A Black Widow doesn't always inject venom when it bites. Usually the bite is very painful, like a large pin prick, but some bites can go unnoticed. The venom is primarily a neurotoxin, which means it usually doesn't cause local tissue damage and destruction but instead affects the nervous system throughout the body. It can cause widespread muscle spasms, high blood pressure, nausea, sensitivity to light, difficulty breathing, diarrhea, body aches and headaches. It also causes acute abdominal pain which can mimic pain similar to an appendicitis attack.

In most cases, a small rash begins at the site of the bite about one hour after the bite. It slowly becomes larger with a ring appearance. Several rings may develop.

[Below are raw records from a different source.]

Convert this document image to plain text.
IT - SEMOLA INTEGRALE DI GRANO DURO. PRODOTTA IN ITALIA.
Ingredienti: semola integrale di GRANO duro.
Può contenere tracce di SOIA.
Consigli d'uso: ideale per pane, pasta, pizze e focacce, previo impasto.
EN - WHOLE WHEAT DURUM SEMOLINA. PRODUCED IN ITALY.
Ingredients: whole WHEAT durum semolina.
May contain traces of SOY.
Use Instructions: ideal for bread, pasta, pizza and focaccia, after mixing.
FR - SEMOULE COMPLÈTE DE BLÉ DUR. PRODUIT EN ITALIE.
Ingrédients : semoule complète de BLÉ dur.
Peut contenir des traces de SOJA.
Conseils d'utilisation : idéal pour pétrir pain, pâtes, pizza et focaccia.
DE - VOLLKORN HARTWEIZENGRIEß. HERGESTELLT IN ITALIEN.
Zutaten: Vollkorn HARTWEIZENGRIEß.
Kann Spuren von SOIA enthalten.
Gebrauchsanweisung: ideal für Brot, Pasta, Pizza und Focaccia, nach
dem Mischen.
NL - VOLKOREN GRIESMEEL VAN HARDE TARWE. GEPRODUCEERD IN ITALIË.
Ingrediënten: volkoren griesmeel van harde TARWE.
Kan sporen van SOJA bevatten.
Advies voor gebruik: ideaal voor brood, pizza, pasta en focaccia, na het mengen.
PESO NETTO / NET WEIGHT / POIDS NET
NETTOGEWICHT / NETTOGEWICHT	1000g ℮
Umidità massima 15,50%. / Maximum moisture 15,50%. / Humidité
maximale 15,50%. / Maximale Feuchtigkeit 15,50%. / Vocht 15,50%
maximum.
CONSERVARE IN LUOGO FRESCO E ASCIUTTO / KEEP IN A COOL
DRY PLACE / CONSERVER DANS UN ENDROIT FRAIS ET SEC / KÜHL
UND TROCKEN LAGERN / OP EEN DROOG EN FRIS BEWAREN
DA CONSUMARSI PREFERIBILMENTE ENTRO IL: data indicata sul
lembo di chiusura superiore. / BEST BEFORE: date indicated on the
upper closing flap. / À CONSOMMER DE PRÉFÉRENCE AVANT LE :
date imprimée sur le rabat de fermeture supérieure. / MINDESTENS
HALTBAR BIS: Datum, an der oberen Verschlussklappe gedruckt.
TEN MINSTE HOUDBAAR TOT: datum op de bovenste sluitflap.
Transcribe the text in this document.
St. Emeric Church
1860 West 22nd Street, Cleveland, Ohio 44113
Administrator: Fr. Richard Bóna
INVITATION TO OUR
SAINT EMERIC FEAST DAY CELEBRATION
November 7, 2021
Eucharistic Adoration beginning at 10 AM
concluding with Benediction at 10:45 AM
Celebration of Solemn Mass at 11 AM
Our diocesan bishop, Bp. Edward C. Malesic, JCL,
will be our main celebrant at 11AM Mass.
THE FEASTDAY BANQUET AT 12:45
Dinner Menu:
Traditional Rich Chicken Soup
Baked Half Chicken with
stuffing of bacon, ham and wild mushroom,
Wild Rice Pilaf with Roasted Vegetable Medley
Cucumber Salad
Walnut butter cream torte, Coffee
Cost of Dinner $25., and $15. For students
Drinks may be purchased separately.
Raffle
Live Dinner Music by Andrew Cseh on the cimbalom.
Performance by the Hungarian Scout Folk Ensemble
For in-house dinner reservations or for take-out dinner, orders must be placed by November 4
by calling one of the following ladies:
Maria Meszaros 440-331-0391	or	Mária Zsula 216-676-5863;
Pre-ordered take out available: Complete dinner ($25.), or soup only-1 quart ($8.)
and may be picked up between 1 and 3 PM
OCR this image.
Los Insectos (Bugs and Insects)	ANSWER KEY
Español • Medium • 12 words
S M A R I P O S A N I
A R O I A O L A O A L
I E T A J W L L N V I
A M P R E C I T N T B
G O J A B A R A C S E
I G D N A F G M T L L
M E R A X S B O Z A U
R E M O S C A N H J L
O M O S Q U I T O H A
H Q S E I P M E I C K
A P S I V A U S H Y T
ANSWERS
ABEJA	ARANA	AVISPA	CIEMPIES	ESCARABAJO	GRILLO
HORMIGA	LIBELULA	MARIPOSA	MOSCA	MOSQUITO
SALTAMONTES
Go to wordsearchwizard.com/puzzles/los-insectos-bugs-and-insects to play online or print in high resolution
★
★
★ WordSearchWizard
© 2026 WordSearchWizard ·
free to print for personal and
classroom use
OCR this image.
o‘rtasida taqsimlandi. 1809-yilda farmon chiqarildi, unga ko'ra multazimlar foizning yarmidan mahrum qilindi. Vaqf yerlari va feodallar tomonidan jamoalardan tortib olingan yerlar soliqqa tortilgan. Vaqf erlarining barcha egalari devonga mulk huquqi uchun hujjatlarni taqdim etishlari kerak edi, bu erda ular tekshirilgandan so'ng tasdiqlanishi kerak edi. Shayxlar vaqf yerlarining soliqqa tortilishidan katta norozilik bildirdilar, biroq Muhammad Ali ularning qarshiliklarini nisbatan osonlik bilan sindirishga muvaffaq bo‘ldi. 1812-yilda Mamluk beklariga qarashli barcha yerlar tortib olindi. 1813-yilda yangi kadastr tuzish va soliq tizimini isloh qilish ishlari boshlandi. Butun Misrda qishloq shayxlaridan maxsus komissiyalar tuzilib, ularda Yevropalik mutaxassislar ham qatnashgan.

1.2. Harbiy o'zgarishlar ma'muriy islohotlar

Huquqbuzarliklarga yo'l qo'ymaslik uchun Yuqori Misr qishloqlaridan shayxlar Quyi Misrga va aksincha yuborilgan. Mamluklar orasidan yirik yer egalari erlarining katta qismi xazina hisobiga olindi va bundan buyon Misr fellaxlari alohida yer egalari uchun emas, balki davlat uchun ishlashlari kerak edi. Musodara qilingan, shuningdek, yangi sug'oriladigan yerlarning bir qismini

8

About half of Hobo spiders inject no venom and nothing happens to the person they bite. If they do inject venom, the person will experience an immediate redness around the bite site. The bite usually produces a slight prickling sensation. A small insensitive hard area appears around the bite site within 30 minutes, surrounded by an expanding reddened area of two to six inches in diameter.  Between 15 and 35 hours after the bite, the area blisters. About 24 hours later, the blisters break open and the wound oozes. It then scabs over, but tissues beneath the scab continue to die. Surgical repair is sometimes needed.

The most common symptom is a severe headache. The fully developed lesion can vary from a half inch to several inches in diameter and may take several months to fully heal.


Is there treatment that will help?

Treatment for a Black Widow spider bite includes cleaning and washing the wound with soap and water as soon as possible. Apply an ice or cool compress. The limb where the bite occurred should rest. Some victims, particularly young children or people with high blood pressure, should be taken to the hospital and admitted overnight for observation and treatment.

Anyone who develops severe symptoms, including muscle aches, headaches, difficulty breathing, high blood pressure and stomach pain, should be taken to the hospital immediately for observation and treatment. There is anti-venom for Black Widow spider bites, but it is seldom necessary.

Treatment for Hobo spider bites includes thoroughly washing the bite site with soap and water. Keep the site immobilized and rested as much as possible. Antihistamines can be taken to control itching. The wound should be cleaned frequently and watched closely. A doctor should be consulted to monitor the progress of the wound. If the wound starts to show signs of darkening, a doctor should be consulted immediately. Wound healing can take several weeks to months to even years and leave a permanent scar. In severe cases, skin grafts may be required to fully heal the wound.